Noss’s division held the north flank, and, after surgery, he went back into battle. He stayed with his fellow Soldiers until July 1945 just north of where General Patton was at the time.

Noss was “mustered out of the Army after Hiroshima.” He says he never discussed his service once he got home. “It was just something that we all had to do, he says. “So, we just did it.”

When asked if he ever wanted to discuss what he’s been through with anyone, he said, “You can’t imagine the attitude that the home front had when we got home.” “So, we just put it all behind us and got back to our civilian jobs,” he recalls with some sadness.

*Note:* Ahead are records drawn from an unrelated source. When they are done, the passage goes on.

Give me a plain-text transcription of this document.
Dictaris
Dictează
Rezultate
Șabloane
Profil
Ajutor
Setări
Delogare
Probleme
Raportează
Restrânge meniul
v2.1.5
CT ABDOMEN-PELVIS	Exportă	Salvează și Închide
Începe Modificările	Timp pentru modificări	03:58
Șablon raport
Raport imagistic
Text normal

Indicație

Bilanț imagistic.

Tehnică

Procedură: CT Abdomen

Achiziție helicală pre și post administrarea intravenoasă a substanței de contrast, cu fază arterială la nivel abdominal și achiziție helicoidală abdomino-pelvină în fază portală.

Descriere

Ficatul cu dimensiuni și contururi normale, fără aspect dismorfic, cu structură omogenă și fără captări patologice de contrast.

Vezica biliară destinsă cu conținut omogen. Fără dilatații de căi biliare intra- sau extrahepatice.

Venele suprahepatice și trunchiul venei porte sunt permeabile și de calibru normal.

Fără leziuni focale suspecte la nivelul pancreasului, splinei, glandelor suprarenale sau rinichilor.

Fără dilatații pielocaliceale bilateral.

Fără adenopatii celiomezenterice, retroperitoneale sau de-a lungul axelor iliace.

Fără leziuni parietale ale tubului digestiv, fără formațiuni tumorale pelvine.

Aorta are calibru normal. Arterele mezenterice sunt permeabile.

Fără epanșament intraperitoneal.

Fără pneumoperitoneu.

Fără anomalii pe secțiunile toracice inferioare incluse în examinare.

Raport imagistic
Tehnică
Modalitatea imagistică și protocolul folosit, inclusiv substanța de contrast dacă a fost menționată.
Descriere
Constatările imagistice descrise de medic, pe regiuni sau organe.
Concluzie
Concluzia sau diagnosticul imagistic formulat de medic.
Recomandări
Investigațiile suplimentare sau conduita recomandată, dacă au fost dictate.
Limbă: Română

After his service, Noss would try out various professions across the country while adjusting to his “new normal.”

We worked at Selmer Instrument Company for one year making clarinets. He then headed to California because he wanted to become an architect. He used his G.I. Bill to attend the University of California at Santa Barbara. Unfortunately, he got pretty ill and dropped out.

His father had moved to Rotunda Beach, California, and once fully recuperated, he joined in his father’s footsteps at North American Aviation (NAA) where he was an expeditor responsible for getting parts from one department to the next.

The NAA was a major American aerospace manufacturer and the one of the first companies to produce missiles. Noss recalls being able to hold the first parts of a rocket.

Noss would eventually marry Ethel in St. Joseph, Michigan. Together, they raised three daughters: Rebecca, Rhonda, and Renee. Noss worked in ministry for 60 years with the love and support of his wife of 56 years before her passing.

He’s lived at the Louisiana Department of Veterans Affairs Northeast Louisiana Veterans Home for 3 years now. His home church, the North Crossings Community Church, is across the street from there which he enjoys.

“Make sure they know I am not a hero,” says the straight-faced Purple Heart recipient as we wrap the interview. He may not consider himself to be one, but to those that have had the honor of knowing him, it is clear that this member of “The Greatest Generation” deserves our respect and admiration.